6. No §1024.33 servicing-transfer notice on transition
A seller who transitions a new note to a third-party servicer at boarding runs the §1024.33 servicing-transfer notice to the borrower under Regulation X on residential consumer-purpose notes. A holder who skips the notice on a residential consumer-purpose note runs a §1024.33 violation that the borrower asserts on a later payment-application dispute or an error-resolution request. The boarding step runs the §1024.33 notice to the borrower at the servicing-transfer date.
7. No borrower W-9 or §6050H reporting data
A holder receiving $600 or more in mortgage interest in the course of a trade or business runs the Form 1098 reporting requirement under §6050H. The reporting runs the borrower’s name, the borrower’s taxpayer identification number on the Form W-9, and the property address. A holder who skips the W-9 at boarding runs into the §6721 and §6722 penalty cycle on the first year-end. The boarding step runs the W-9 request to the borrower at closing or within thirty days of boarding.
Related Topics
- The 10-Document Stack for Every New Seller Carry
- Why Seller Carry Notes Without Servicing History Sell at a Discount
- Power of Sale Foreclosure on a Seller Carry
- Why You Should Never Accept Direct Payments on a Seller Carry
- Why Self-Servicing a Seller Carry Is the Most Expensive Mistake
This article is educational and does not constitute legal advice. A new seller-carry note involves federal IRS reporting requirements under 26 U.S.C. §6050H; federal Regulation X under the Real Estate Settlement Procedures Act on residential consumer-purpose notes; federal Regulation Z under the Truth in Lending Act; the National Flood Insurance Program framework on properties in Special Flood Hazard Areas; the Uniform Commercial Code Article 3 framework on negotiable instruments; and state recordation and licensing rules that vary by jurisdiction. Consult qualified legal counsel on the document requirements that apply to any specific seller-carry transaction.
Sources
- Internal Revenue Code, 26 U.S.C. §6050H — Mortgage interest reporting. Cornell Legal Information Institute.

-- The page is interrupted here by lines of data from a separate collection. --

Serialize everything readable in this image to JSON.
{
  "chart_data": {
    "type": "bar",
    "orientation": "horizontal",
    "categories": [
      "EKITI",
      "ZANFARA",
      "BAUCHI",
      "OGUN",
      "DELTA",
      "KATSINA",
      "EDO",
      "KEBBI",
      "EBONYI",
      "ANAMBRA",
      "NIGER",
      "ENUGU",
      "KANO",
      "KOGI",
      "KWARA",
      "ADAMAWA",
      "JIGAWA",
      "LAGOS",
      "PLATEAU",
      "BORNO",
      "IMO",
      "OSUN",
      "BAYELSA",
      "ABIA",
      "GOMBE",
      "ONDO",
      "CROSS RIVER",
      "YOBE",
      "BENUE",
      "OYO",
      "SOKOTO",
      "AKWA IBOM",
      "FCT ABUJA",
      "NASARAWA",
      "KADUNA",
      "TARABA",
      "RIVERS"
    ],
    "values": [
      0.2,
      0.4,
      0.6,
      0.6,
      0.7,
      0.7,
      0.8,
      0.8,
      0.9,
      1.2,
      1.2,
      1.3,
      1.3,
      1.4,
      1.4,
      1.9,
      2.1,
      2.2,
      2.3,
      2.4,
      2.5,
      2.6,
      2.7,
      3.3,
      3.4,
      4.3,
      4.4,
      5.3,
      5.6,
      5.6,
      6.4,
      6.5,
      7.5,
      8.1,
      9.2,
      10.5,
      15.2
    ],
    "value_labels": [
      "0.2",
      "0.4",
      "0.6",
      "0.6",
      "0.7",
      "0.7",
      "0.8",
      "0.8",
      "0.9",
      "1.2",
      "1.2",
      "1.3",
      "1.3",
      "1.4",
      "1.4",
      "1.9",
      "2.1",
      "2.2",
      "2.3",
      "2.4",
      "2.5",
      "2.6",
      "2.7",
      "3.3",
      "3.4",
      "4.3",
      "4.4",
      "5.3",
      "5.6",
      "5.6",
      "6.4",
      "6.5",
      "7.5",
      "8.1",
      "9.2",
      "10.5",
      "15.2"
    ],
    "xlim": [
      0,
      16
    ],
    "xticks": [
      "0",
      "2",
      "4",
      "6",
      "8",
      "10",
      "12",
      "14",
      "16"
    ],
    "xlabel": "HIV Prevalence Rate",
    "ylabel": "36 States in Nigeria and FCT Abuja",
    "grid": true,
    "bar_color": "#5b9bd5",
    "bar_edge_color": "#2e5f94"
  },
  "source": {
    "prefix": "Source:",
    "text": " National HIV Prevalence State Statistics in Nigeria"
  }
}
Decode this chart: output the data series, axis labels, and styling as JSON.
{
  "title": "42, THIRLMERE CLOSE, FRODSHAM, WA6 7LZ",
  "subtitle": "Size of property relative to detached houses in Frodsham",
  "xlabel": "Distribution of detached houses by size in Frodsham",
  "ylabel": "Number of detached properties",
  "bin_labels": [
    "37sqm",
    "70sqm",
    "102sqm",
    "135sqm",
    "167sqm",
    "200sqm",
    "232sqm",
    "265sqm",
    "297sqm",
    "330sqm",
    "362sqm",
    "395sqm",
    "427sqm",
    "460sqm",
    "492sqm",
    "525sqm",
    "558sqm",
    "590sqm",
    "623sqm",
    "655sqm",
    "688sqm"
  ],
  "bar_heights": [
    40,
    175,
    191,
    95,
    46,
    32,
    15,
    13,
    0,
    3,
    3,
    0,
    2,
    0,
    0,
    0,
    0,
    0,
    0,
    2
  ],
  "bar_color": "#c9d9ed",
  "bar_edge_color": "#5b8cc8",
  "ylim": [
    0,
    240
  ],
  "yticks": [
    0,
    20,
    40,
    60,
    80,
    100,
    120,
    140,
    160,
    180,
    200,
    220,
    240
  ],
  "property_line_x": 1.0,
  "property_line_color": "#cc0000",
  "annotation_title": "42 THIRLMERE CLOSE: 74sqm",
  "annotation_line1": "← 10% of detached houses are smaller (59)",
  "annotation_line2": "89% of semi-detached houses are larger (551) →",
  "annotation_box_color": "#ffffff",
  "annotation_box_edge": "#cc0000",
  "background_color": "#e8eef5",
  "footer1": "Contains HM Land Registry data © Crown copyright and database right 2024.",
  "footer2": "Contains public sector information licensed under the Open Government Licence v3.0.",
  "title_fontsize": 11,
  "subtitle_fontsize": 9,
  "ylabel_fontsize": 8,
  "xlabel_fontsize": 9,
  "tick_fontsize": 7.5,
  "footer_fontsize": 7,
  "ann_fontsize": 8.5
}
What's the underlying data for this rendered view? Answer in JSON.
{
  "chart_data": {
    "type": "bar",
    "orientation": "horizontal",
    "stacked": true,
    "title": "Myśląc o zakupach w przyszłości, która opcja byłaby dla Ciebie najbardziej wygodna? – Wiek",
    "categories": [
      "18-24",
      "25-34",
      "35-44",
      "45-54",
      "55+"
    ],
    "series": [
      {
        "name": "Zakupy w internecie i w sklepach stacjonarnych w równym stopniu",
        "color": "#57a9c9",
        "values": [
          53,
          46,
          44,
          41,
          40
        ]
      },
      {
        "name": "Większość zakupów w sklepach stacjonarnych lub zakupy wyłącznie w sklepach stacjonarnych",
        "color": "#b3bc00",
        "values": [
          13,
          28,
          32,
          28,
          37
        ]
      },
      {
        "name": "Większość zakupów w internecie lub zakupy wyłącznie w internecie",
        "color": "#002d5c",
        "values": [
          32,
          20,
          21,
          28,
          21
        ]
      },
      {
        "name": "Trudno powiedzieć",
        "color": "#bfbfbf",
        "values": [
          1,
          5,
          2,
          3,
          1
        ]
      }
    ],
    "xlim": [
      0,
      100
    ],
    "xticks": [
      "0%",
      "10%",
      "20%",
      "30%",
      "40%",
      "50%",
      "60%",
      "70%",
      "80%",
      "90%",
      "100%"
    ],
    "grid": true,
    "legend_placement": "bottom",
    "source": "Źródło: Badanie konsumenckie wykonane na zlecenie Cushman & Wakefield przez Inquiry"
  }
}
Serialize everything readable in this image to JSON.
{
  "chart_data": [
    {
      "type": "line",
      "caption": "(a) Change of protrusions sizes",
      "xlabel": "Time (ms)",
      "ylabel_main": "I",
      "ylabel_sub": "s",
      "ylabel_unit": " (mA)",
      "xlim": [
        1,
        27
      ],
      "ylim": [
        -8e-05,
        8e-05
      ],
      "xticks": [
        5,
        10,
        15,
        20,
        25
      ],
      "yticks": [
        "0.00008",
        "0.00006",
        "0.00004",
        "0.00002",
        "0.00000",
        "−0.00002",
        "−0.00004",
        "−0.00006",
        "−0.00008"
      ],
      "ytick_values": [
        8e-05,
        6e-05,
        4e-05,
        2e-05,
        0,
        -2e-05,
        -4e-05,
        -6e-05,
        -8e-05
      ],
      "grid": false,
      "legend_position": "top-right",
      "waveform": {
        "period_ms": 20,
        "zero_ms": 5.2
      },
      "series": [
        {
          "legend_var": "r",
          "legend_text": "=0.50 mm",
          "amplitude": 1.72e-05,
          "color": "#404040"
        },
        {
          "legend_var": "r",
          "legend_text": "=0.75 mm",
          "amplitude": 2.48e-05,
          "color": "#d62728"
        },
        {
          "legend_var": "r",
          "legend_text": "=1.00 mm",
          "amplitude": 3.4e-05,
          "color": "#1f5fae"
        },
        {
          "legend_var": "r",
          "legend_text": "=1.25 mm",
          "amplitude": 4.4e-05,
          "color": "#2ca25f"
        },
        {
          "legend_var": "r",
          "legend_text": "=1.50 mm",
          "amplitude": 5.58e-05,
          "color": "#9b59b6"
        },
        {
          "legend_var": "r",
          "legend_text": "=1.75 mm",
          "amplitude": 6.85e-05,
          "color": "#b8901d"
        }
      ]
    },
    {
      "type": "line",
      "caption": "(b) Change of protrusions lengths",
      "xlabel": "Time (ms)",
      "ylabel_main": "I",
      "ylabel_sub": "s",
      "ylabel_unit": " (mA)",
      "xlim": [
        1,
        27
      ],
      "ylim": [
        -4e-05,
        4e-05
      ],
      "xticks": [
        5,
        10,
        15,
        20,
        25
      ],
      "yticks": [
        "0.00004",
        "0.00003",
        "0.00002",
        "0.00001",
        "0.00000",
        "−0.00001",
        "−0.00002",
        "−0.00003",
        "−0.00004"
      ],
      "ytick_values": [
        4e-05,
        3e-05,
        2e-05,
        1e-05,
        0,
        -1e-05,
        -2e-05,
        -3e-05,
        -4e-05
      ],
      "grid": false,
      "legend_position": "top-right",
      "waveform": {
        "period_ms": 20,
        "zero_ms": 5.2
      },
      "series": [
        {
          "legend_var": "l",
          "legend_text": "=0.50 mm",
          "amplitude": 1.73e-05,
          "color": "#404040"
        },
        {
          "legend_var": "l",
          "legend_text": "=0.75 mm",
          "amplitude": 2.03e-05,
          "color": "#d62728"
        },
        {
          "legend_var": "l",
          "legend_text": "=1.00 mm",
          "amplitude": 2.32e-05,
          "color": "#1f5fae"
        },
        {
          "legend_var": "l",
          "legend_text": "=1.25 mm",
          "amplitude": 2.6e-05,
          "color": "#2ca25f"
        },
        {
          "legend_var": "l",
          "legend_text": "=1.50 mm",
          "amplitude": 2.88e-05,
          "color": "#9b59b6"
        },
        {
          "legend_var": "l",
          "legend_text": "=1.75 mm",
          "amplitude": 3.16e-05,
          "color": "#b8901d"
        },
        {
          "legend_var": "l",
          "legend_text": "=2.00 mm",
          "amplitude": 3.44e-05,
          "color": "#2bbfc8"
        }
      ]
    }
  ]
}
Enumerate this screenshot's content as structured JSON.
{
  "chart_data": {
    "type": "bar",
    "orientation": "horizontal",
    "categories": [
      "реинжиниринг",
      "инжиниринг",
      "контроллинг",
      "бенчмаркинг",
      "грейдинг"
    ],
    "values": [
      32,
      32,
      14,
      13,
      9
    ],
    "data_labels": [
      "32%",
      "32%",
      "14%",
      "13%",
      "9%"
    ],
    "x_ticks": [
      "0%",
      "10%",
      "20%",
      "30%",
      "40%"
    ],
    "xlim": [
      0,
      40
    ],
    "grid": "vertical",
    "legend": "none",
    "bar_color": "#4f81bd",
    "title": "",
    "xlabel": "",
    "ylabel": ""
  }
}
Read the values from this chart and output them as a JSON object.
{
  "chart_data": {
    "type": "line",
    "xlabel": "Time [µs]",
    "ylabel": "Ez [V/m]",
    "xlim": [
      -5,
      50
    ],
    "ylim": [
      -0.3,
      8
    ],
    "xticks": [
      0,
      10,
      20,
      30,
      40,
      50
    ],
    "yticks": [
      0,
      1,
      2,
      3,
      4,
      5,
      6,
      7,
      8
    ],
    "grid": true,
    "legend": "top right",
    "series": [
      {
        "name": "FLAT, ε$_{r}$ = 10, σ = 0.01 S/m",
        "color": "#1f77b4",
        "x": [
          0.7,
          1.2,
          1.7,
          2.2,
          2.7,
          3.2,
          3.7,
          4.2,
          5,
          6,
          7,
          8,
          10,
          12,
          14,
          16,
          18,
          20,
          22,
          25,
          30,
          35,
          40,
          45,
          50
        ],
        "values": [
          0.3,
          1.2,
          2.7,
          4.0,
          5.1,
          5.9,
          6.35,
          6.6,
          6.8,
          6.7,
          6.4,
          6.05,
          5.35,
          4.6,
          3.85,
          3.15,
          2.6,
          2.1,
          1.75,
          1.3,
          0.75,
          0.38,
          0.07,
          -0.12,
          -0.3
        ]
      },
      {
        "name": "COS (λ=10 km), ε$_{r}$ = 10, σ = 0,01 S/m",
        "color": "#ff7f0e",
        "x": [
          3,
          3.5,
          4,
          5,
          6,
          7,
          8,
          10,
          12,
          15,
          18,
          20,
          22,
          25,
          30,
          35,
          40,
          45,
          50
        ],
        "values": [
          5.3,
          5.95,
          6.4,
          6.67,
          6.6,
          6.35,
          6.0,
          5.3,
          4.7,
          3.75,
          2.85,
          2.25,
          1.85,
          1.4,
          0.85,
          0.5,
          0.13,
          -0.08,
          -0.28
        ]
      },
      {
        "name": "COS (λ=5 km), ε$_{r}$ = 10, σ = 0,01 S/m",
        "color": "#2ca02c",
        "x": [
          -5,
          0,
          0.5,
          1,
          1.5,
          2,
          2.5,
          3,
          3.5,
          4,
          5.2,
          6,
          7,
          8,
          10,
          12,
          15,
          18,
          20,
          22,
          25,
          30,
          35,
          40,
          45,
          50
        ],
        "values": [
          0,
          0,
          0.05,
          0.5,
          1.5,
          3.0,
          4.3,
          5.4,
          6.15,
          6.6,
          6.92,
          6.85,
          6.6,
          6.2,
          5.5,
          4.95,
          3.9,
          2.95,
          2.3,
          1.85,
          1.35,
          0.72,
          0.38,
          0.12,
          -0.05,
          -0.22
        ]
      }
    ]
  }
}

- IRS — Form 1098 instructions. Internal Revenue Service.
- Real Estate Settlement Procedures Act, 12 U.S.C. §2601 et seq. Cornell Legal Information Institute.
- Regulation X, 12 C.F.R. §1024.17 — Escrow accounts. Consumer Financial Protection Bureau.
- Regulation X, 12 C.F.R. §1024.33 — Mortgage servicing transfers. Consumer Financial Protection Bureau.
- Uniform Commercial Code, Article 3 — Negotiable instruments. Cornell Legal Information Institute.
- National Flood Insurance Program — FEMA. Federal Emergency Management Agency.